Further, there has to be significantly more training for the whole array of medical personnel -- not just doctors and nurses, but druggists and veterinarians too. "Our entire animal-plant food chain is vulnerable," Mr. Nunn says. This must first be done domestically with a sophisticated communications system linked to the Centers for Disease Control, and then the problem must be attacked globally.

- Beef up authority for Homeland Defense Secretary Tom Ridge. After a faltering start the former Pennsylvania governor has been a more forceful presence this week. Mr. Nunn calls him a "good man and a good choice," especially given his close ties to the president.

But drawing on almost three decades in Washington, he's convinced that Mr. Ridge, serving as an adviser to the president with only 16 direct staff members, lacks the statutory authority to overcome bureaucratic battles and lead a concentrated homeland defense and war on terrorism. "Every time he disagrees with an agency he would have to go to the president. This won't work; he needs specific budget authority."

- The White House should seek a major U.S.-Russian terrorism treaty despite the Russians' past duplicities. "Our number one national security priority is to keep weapons of mass destruction out of the hands of terrorist groups," Mr. Nunn declares. "They are much more likely to use them than are states."

The starting point, he says, must be Russia which, far more than Iraq or other rogue states, developed sophisticated strains of biological weapons and also sought to make the vaccines and protection devices for its population. "There are," he worries, "ex-Soviet scientists flying around the world" who possess even more expertise on these diabolical matters than American scientists.

Based on their history, Mr. Nunn acknowledges it's difficult to trust the Russians. But, he adds, "we have to play the cards we're dealt, whatever the risks." Therefore he believes it essential that when Vladimir Putin comes here for a summit next month with President Bush, they sign a sweeping U.S.-Russia antiterrorism pact to share all knowledge.

- Immediately step up public diplomacy in the Muslim world. For all the diplomatic and military successes, America is getting clobbered in the psychological propaganda war in the Islamic streets.

Richard Holbrooke, the former U.S. ambassador to the United Nations, who is in the Nunn league as a prophetic seer, chairs a Council on Foreign Relations group consisting of a bipartisan collection of former top government officials. Earlier this week they heard from three Islamic experts. The conclusions, everyone agrees, were stunning. "Incredible as it seems," Mr. Holbrooke notes, "according to the Islamic experts, a mass murderer seems to be winning the fight for the hearts and minds of the Muslim world." If this public diplomacy debacle persists, he ventures, the U.S. will "win the battle but lose the war."

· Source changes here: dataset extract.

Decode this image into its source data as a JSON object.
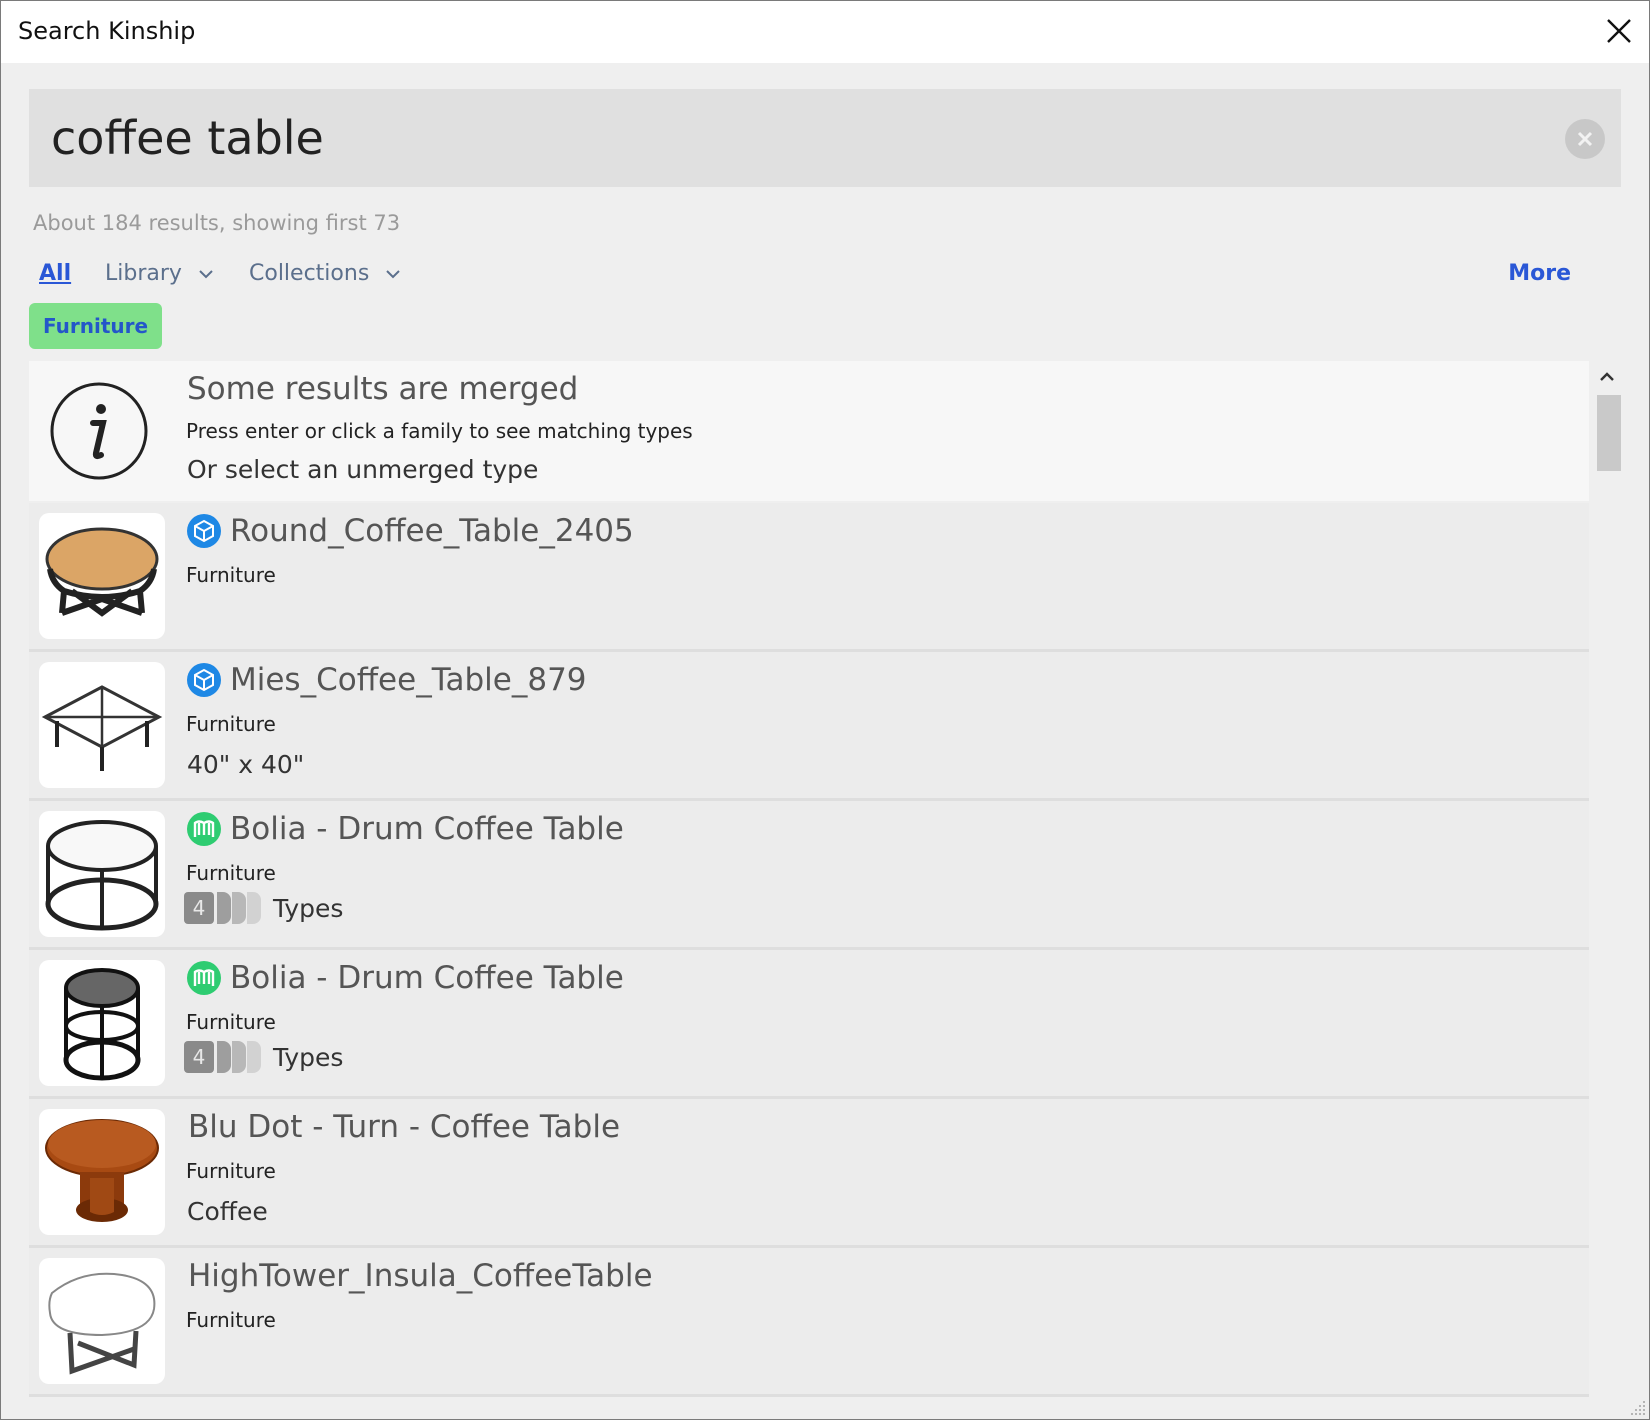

There is an undersecretary of state for public diplomacy position, but the Bush administration, like the Clinton administration, has treated it frivolously; the current occupant is a former advertising executive noted for the Uncle Ben's rice account. She recently talked about using the Internet to get out the American message. That'd reach only the 1% of the Arab world that's wired.

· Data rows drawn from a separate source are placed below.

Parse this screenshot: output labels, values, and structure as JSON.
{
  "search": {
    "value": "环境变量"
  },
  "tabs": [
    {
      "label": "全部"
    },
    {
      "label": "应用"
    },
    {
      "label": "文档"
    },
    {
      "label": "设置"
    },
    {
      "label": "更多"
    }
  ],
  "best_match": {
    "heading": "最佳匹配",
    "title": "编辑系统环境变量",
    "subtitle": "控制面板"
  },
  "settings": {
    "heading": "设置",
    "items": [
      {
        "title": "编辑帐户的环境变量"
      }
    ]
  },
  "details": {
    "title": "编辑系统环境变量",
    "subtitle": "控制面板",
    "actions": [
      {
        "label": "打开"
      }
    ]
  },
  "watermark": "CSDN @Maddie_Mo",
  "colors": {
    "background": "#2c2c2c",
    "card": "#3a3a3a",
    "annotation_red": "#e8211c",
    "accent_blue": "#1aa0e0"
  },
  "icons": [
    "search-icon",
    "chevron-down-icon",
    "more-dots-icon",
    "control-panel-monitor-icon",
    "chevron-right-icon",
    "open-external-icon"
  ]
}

What is needed is a special effort, probably directed out of the White House, like what was done in the war against Serbia but on a Cold War scale. More Islamic experts are indispensable. American broadcasting to the Arab world ought to be greatly intensified as news, not propaganda. But preposterous charges, such as blaming the Israelis for Sept. 11, should never go unanswered. Many of these countries are run by corrupt dictators and we no longer should rely primarily on elite-to-elite contacts.

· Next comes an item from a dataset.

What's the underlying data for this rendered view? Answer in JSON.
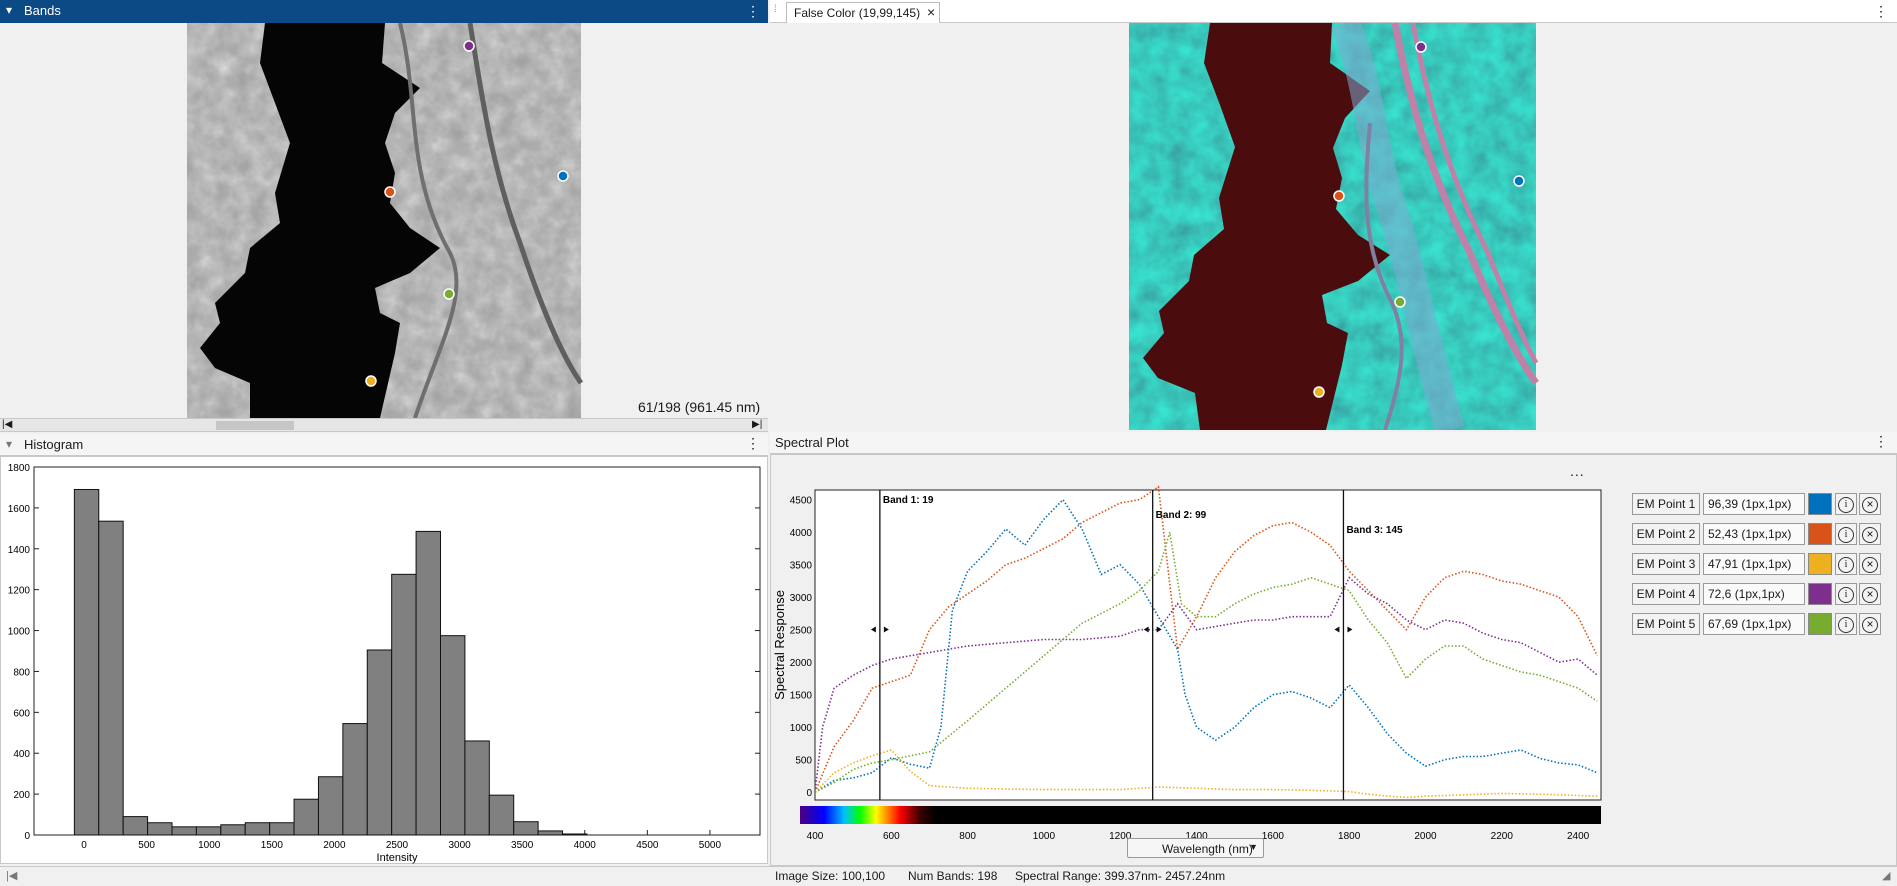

One small example of what might be hammered home: Hundreds of Muslims were killed in the Sept. 11 terrorism attacks. "Until this psychological war is waged effectively, we will eliminate 10 terrorist cells but do it in a way that creates 20 new ones; that is not progress," Mr. Nunn asserts. "This psychological war is the key to whether our children and grandchildren will be plagued years from now."